Declan Kearney said last week the Chapel Corner area of the town was "festooned" with bunting and a variety of flags, including some "associated with the UDA", Parachute Regiment and local unionist flute bands.
He said two of these flags were removed on Saturday morning prior to a funeral being held at St Comgall's chapel, "but those responsible refused to remove the flute band flags", something he branded "unacceptable and indefensible".
A DUP MLA, however, accused Mr Kearney of "stoking up tensions" through his comments.
Mr Keaney said: "Last week the Chapel Corner was festooned with a variety of flags and bunting. Flags associated with the UDA, British Paratroop (sic) regiment and locally based unionist flute bands were erected in the immediate vicinity of St Comgall’s chapel, school and car park.
“This was both provocative, insensitive and a clear attempt at intimidation.
“I and other Sinn Fein colleagues engaged privately with unionist political representatives and the PSNI in an attempt to secure the removal of these flags at this sensitive location.
“The Chapel Corner and surrounding residential areas of Antrim Town are shared and neutral community spaces. It is absolutely intolerable that they continue to be abused in this way. However it is particularly outrageous that St Comgall’s chapel should be targeted with the offensive erection of paramilitary, paratroop and band flags."
Mr Kearney added that no place of worship should be subjected to such "disrespect and sectarian intimidation".
"Those responsible for what has happened here should be ashamed of themselves. It is long past time that this type of behaviour is stopped," he said.
“All shared residential, retail, recreational areas and workplaces must be respected, and kept free from sectarian threat or harassment.
“All political and civic leaders, and public agencies have a clear obligation to promote and protect good community relations and to uphold the law.”
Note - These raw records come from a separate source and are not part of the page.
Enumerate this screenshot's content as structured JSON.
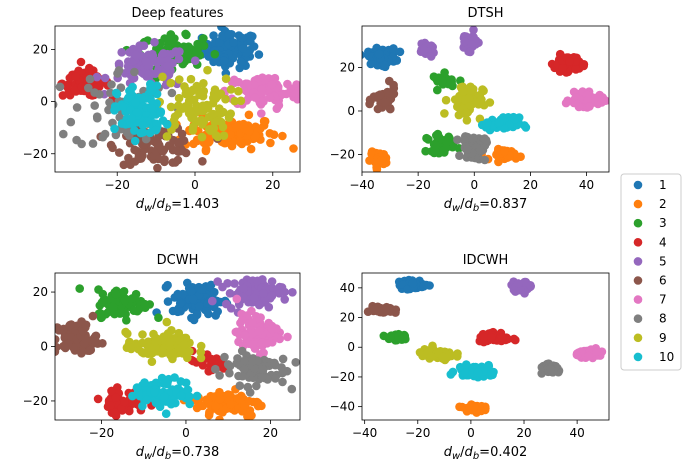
{
  "colors": [
    "#1f77b4",
    "#ff7f0e",
    "#2ca02c",
    "#d62728",
    "#9467bd",
    "#8c564b",
    "#e377c2",
    "#7f7f7f",
    "#bcbd22",
    "#17becf"
  ],
  "legend": {
    "labels": [
      "1",
      "2",
      "3",
      "4",
      "5",
      "6",
      "7",
      "8",
      "9",
      "10"
    ],
    "placement": "right"
  },
  "chart_data": [
    {
      "type": "scatter",
      "title": "Deep features",
      "xlabel_prefix": "d",
      "xlabel_sub1": "w",
      "xlabel_sub2": "b",
      "xlabel_value": "1.403",
      "xlim": [
        -36,
        27
      ],
      "ylim": [
        -27,
        29
      ],
      "xticks": [
        -20,
        0,
        20
      ],
      "yticks": [
        -20,
        0,
        20
      ],
      "xtick_labels": [
        "−20",
        "0",
        "20"
      ],
      "ytick_labels": [
        "−20",
        "0",
        "20"
      ],
      "clusters": [
        {
          "series": "1",
          "x": 9,
          "y": 20,
          "sx": 3.5,
          "sy": 3.5,
          "n": 90
        },
        {
          "series": "2",
          "x": 9,
          "y": -12,
          "sx": 6,
          "sy": 3,
          "n": 110
        },
        {
          "series": "3",
          "x": -6,
          "y": 19,
          "sx": 4,
          "sy": 3,
          "n": 90
        },
        {
          "series": "4",
          "x": -28,
          "y": 7,
          "sx": 3,
          "sy": 2.5,
          "n": 80
        },
        {
          "series": "5",
          "x": -12,
          "y": 13,
          "sx": 5,
          "sy": 4,
          "n": 90
        },
        {
          "series": "6",
          "x": -10,
          "y": -17,
          "sx": 5,
          "sy": 3.5,
          "n": 90
        },
        {
          "series": "7",
          "x": 18,
          "y": 4,
          "sx": 5,
          "sy": 3,
          "n": 110
        },
        {
          "series": "8",
          "x": -19,
          "y": -3,
          "sx": 6,
          "sy": 8,
          "n": 60
        },
        {
          "series": "9",
          "x": 0,
          "y": -2,
          "sx": 5,
          "sy": 6,
          "n": 90
        },
        {
          "series": "10",
          "x": -14,
          "y": -4,
          "sx": 3,
          "sy": 5,
          "n": 110
        }
      ]
    },
    {
      "type": "scatter",
      "title": "DTSH",
      "xlabel_prefix": "d",
      "xlabel_sub1": "w",
      "xlabel_sub2": "b",
      "xlabel_value": "0.837",
      "xlim": [
        -40,
        48
      ],
      "ylim": [
        -28,
        39
      ],
      "xticks": [
        -40,
        -20,
        0,
        20,
        40
      ],
      "yticks": [
        -20,
        0,
        20
      ],
      "xtick_labels": [
        "−40",
        "−20",
        "0",
        "20",
        "40"
      ],
      "ytick_labels": [
        "−20",
        "0",
        "20"
      ],
      "clusters": [
        {
          "series": "1",
          "x": -33,
          "y": 25,
          "sx": 2.5,
          "sy": 1.8,
          "n": 80
        },
        {
          "series": "2",
          "x": -34,
          "y": -22,
          "sx": 1.5,
          "sy": 1.5,
          "n": 40
        },
        {
          "series": "2",
          "x": 12,
          "y": -20,
          "sx": 2.5,
          "sy": 1.2,
          "n": 40
        },
        {
          "series": "3",
          "x": -12,
          "y": -15,
          "sx": 2.5,
          "sy": 2,
          "n": 40
        },
        {
          "series": "3",
          "x": -10,
          "y": 14,
          "sx": 2.5,
          "sy": 1.5,
          "n": 20
        },
        {
          "series": "4",
          "x": 33,
          "y": 22,
          "sx": 2.2,
          "sy": 1.8,
          "n": 70
        },
        {
          "series": "5",
          "x": -2,
          "y": 32,
          "sx": 1.5,
          "sy": 2,
          "n": 40
        },
        {
          "series": "5",
          "x": -17,
          "y": 28,
          "sx": 1.5,
          "sy": 1.2,
          "n": 20
        },
        {
          "series": "6",
          "x": -32,
          "y": 5,
          "sx": 2,
          "sy": 3,
          "n": 40
        },
        {
          "series": "7",
          "x": 40,
          "y": 5,
          "sx": 3,
          "sy": 1.5,
          "n": 80
        },
        {
          "series": "8",
          "x": 0,
          "y": -17,
          "sx": 2,
          "sy": 3,
          "n": 60
        },
        {
          "series": "9",
          "x": -3,
          "y": 5,
          "sx": 3,
          "sy": 4,
          "n": 60
        },
        {
          "series": "10",
          "x": 10,
          "y": -6,
          "sx": 3,
          "sy": 1.5,
          "n": 60
        }
      ]
    },
    {
      "type": "scatter",
      "title": "DCWH",
      "xlabel_prefix": "d",
      "xlabel_sub1": "w",
      "xlabel_sub2": "b",
      "xlabel_value": "0.738",
      "xlim": [
        -31,
        27
      ],
      "ylim": [
        -27,
        27
      ],
      "xticks": [
        -20,
        0,
        20
      ],
      "yticks": [
        -20,
        0,
        20
      ],
      "xtick_labels": [
        "−20",
        "0",
        "20"
      ],
      "ytick_labels": [
        "−20",
        "0",
        "20"
      ],
      "clusters": [
        {
          "series": "1",
          "x": 3,
          "y": 17,
          "sx": 3,
          "sy": 3,
          "n": 90
        },
        {
          "series": "2",
          "x": 10,
          "y": -21,
          "sx": 4,
          "sy": 2.5,
          "n": 90
        },
        {
          "series": "3",
          "x": -15,
          "y": 16,
          "sx": 3,
          "sy": 2.5,
          "n": 90
        },
        {
          "series": "4",
          "x": -15,
          "y": -20,
          "sx": 2.5,
          "sy": 2,
          "n": 60
        },
        {
          "series": "4",
          "x": 5,
          "y": -6,
          "sx": 2.5,
          "sy": 2,
          "n": 20
        },
        {
          "series": "5",
          "x": 16,
          "y": 20,
          "sx": 3.5,
          "sy": 2.5,
          "n": 90
        },
        {
          "series": "6",
          "x": -26,
          "y": 3,
          "sx": 2.5,
          "sy": 3,
          "n": 80
        },
        {
          "series": "7",
          "x": 17,
          "y": 5,
          "sx": 2.5,
          "sy": 3.5,
          "n": 90
        },
        {
          "series": "8",
          "x": 16,
          "y": -8,
          "sx": 4,
          "sy": 3,
          "n": 80
        },
        {
          "series": "9",
          "x": -6,
          "y": 0,
          "sx": 4,
          "sy": 2.5,
          "n": 100
        },
        {
          "series": "10",
          "x": -5,
          "y": -17,
          "sx": 3.5,
          "sy": 2.5,
          "n": 100
        }
      ]
    },
    {
      "type": "scatter",
      "title": "IDCWH",
      "xlabel_prefix": "d",
      "xlabel_sub1": "w",
      "xlabel_sub2": "b",
      "xlabel_value": "0.402",
      "xlim": [
        -41,
        52
      ],
      "ylim": [
        -49,
        50
      ],
      "xticks": [
        -40,
        -20,
        0,
        20,
        40
      ],
      "yticks": [
        -40,
        -20,
        0,
        20,
        40
      ],
      "xtick_labels": [
        "−40",
        "−20",
        "0",
        "20",
        "40"
      ],
      "ytick_labels": [
        "−40",
        "−20",
        "0",
        "20",
        "40"
      ],
      "clusters": [
        {
          "series": "1",
          "x": -22,
          "y": 42,
          "sx": 2.5,
          "sy": 1.5,
          "n": 80
        },
        {
          "series": "2",
          "x": 1,
          "y": -41,
          "sx": 1.8,
          "sy": 1,
          "n": 50
        },
        {
          "series": "3",
          "x": -28,
          "y": 7,
          "sx": 2,
          "sy": 1.2,
          "n": 40
        },
        {
          "series": "4",
          "x": 9,
          "y": 6,
          "sx": 3,
          "sy": 2,
          "n": 40
        },
        {
          "series": "5",
          "x": 19,
          "y": 41,
          "sx": 2,
          "sy": 1.5,
          "n": 40
        },
        {
          "series": "6",
          "x": -33,
          "y": 25,
          "sx": 2,
          "sy": 1.2,
          "n": 50
        },
        {
          "series": "7",
          "x": 45,
          "y": -4,
          "sx": 2.5,
          "sy": 1.2,
          "n": 60
        },
        {
          "series": "8",
          "x": 30,
          "y": -15,
          "sx": 2,
          "sy": 1.5,
          "n": 40
        },
        {
          "series": "9",
          "x": -13,
          "y": -5,
          "sx": 3.5,
          "sy": 1.8,
          "n": 70
        },
        {
          "series": "10",
          "x": 2,
          "y": -16,
          "sx": 3.5,
          "sy": 2,
          "n": 70
        }
      ]
    }
  ]
}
In response, Trevor Clarke, DUP MLA for South Antrim, said: "There is no place for paramilitary flags anywhere in Northern Ireland; however the flute band flags belong to bands who parade through the area every five years on the Twelfth of July.
"This appears to be an attempt to stoke up tensions, which did not exist, by Mr Kearney."
Antrim DUP councillor Paul Dunlop said, as a bandsman himself, he sees nothing offensive about flute band flags.
The PSNI said the flags in question were reported to police last Wednesday.
Assistant Chief Constable Bobby Singleton said: “Within the current statutory framework, the removal of flags is not the responsibility of the Police Service nor do we have a specific power to do so and we will only act to remove flags where there are assessed risks to public safety owing to their erection.
“We are aware that this is a sensitive issue for the whole community and there is no easy solution. There is no community or political consensus on the flags issue and ultimately this requires a political, not a policing resolution.
“Our experience shows the most effective solution to this issue is negotiation, mediation and engagement between local communities working with agencies including local police.
“We will continue to work with local communities and partners to find long term solutions to the issues surrounding the flying of flags."